I don't want to leave. I don't want to leave...
My final night of sleeping in a beach fale is probably the most restless of all my time in Fiji in Samoa. I was always going to struggle, faced with an all-out night-time assault from the fear and my break-up demons, but the crying babies, howling packs of dogs and fruit bats feeding their young, don’t really help me too much either.
This is as far east as I go. When my bus departs here today I begin four days of travel heading in a south westerly and then a predominantly north westerly direction. From Apia it is 2890 kilometres to Auckland - I guess a similar distance as it is from London to Moscow. When you realise that Hawaii is another 3000 kilometres in the other direction, you start to appreciate just how vast the Pacific Ocean is.
Just as I’m leaving Taufua I discover that eight of the All Blacks – those All Black players with Samoan roots – will be here on Sunday. That would have been a rather apt way to finish my 2011 Rugby World Cup trip.
Perched on boxes of ripened cooking bananas and bread fruit, Christmas carol reggae tunes a-playing, I begin my two-hour bus journey back to Apia, bumping into my German friends, Dorothee and Tom, as they jump on a couple of kilometres up the road. The journey takes us through the stunning interior of Upolu, with virgin rainforest, misty rivers and vertical soaring mountains. In our tradition we say that the mountain over there used to be a man before he turned into rock. Do you think that might be possible? My new rugby-mad 15-year-old Samoan friend asks me, pointing out at the strangely shaped distant set of mountains. Yes, why not? I think anything is possible. Maybe it isn’t true but there’s a good chance that it might really be correct.
Y-Not Bar is packed out and, fortunately for me, it is happy hour for another 60 minutes. At just 5 tala (1.3 pounds) for a rum&coke, the hour is indeed happy. Peering out at the monsoon rain flooding Apia’s streets, Samuel comes over and introduces himself:
I can see you are alone my friend so I thought I’d come and join you.
Samuel is the assistant commissioner of the Samoan national fire service. He’s a lovely bloke, aged around 30 I guess, and as well as keeping me company until my German friends arrive, he also buys me a double rum & coke before leaving to see his father. I’ve experienced this kind of behaviour from Samoans throughout my time here. They will come over to you, introduce themselves, buy you a drink, thank you for choosing to holiday in their country and then offer their help should you have any problems during the remainder of your stay. Each and every one of them seems to value their family above any personal desires for wealth and status. You really have got to love the Samoans.

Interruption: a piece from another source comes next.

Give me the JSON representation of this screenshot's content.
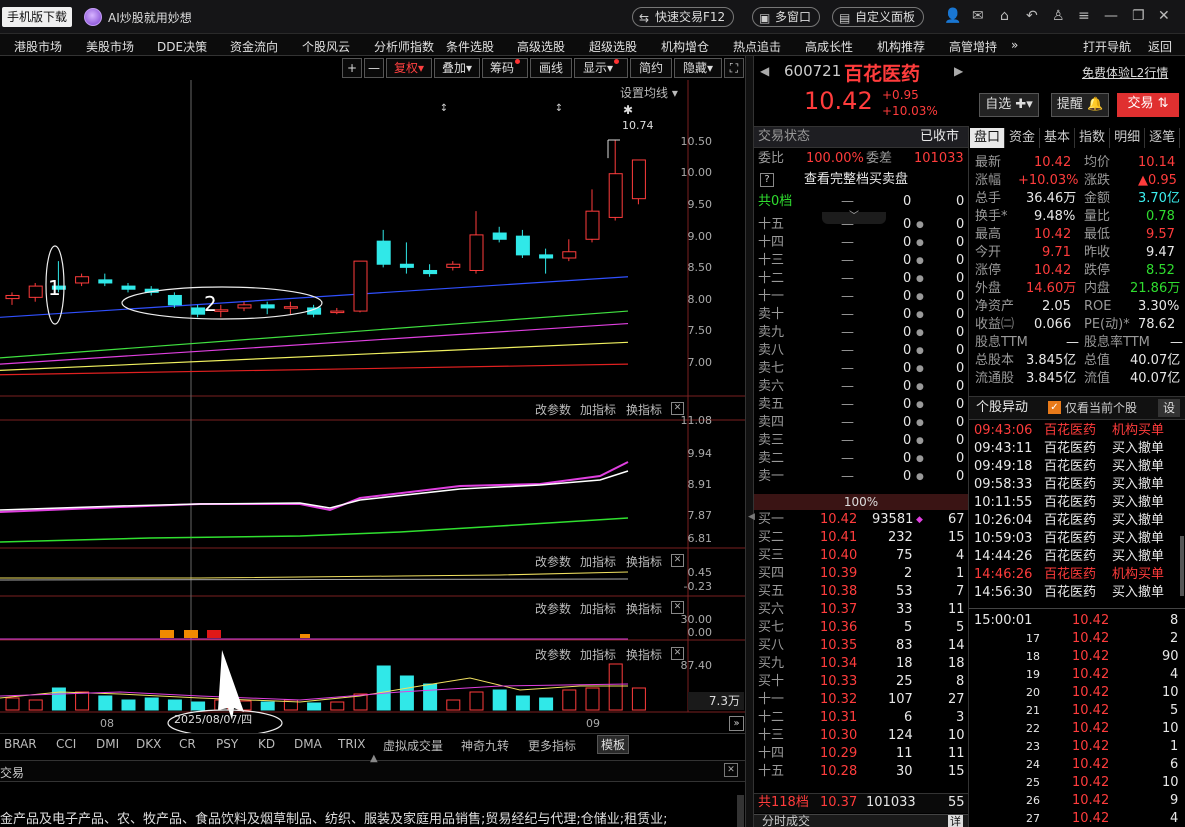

With my German friends down and out by 11pm and off home in a taxi, I nip down the road to V-Bar (the place where I spent much of my first ‘crazy’ night in Apia, two weeks ago) to buy some food. The club is still kicking and I’ve made instant friends with the campest bunch of lads I have met in my entire life. Spotting me glancing at a passing high-heeled Samoan girl one of the lads asks me: Darling, you sure you aren’t checking out the guy and not the girl? No, the girl lads. That’s a shame sweetie. I get introduced to many of the best known personalities in the local Samoan gay scene as well as to a couple of their (apparently) jealous boyfriends. They are good value company this lot. I can even deal with one of the lads telling me I look sexy tonight. I sense though, after finishing my chips, the club kicking out, and one of the lads inviting me to a private party, that it is time for me to get myself a taxi home.
As ever, finding and stopping a cab is as easy as buying a pint of milk. My driver tells me he plays rugby to a high standard in New Zealand but he has come home because his grannie wants him to be nearer to her in her latter years. These people are lovely.